Consejos de seguridad básicos para el agua

  1. ¿Qué debe tener una piscina segura?

Elige una piscina que cumpla con las normas de seguridad. Asegúrate que la piscina dispone de un socorrista y que las instalaciones tienen un cercado perimetral que evite que los niños vayan solos al agua.

Si es la primera vez que acudes, comprueba el entorno para poder conocer las salidas de emergencia, el estado de las escaleras de la piscina y las zonas más profundas. Asimismo, tanto tú como tu hijo debéis seguir reglas básicas, como el uso de chanclas, no correr por los alrededores o caminar con cuidado por zonas húmedas.

  1. ¿Los niños pueden cuidarse entre ellos?

La vigilancia estará siempre a nuestro cargo. Como adultos, tenemos la obligación de observar constantemente a los niños mientras juegan en el agua para evitar posibles ahogamientos y otros accidentes. Los peques solamente se encargarán de disfrutar. Recuerda a tus hijos que no deben ir a la zona de la piscina donde no hagan pie y que permanezcan en la zona infantil.

Te aconsejamos que restringas el uso del móvil ya que puede causar distracciones mientras vigilas a los pequeños. Si vas con otros padres, podéis hacer turnos de vigilancia para que el encargado no sea siempre el mismo adulto.

  1. ¿Qué debemos llevar a la piscina?

Para evitar quemaduras solares, te aconsejamos que apliques protección solar una media hora antes de salir de casa. Una vez en la piscina, renuévala cada vez que lo creas necesario.

Además de la crema solar, es aconsejable llevar cremas para las picaduras, tiritas o analgésicos como medida de prevención.

Si tu hijo todavía no sabe nadar o si está aprendiendo, es necesario el uso de flotadores y/o manguitos. A pesar de contar con la seguridad de un dispositivo que les permita flotar, tu supervisión siempre es necesaria.

  1. Si saben nadar, ¿debo estar pendiente?

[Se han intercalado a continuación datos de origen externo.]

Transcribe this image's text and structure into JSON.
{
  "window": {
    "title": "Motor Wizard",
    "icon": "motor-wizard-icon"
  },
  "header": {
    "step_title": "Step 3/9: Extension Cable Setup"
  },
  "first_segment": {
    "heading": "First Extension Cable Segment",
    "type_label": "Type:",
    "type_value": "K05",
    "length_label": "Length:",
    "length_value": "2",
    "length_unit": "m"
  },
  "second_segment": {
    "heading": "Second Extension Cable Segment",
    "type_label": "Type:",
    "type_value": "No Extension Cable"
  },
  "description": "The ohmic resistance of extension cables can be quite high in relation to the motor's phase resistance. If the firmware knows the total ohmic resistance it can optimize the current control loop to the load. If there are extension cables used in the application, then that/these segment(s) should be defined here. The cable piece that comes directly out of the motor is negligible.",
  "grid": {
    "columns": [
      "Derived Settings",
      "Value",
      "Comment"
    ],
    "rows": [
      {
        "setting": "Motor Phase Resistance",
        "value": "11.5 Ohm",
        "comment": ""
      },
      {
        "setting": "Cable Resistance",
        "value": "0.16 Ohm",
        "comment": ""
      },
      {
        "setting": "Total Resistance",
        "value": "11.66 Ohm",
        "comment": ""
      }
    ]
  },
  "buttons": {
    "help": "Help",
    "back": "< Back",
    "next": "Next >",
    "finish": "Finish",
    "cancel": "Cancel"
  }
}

Al igual que en el caso de los manguitos, saber nadar no quita el hecho de que tus hijos deben permanecer vigilados. Recuerda que un niño se cansa mucho más rápido que un adulto y, por tanto, el riesgo de ahogamiento es mayor. Lo ideal es acudir con ellos al agua y así, además de pasarlo bien, tienes la tranquilidad de que están seguros.

Meterse poco a poco en la piscina evitará choques térmicos. No olvides, si te vas a dar un chapuzón después de comer, vigilar que la temperatura del agua no es esté muy fría, ya que ese contraste puede ocasionarnos cortés de digestión.

Un día de piscina en familia es sinónimo de diversión y de unión. Una rápida actuación en caso de emergencia evitará que una gran fecha acabe convirtiéndose en un susto o algo peor. Recuerda que un día en la piscina es una gran experiencia para los más pequeños y para que no deje de serlo, sigue siempre los consejos de seguridad y no dejes de vigilar a tus hijos.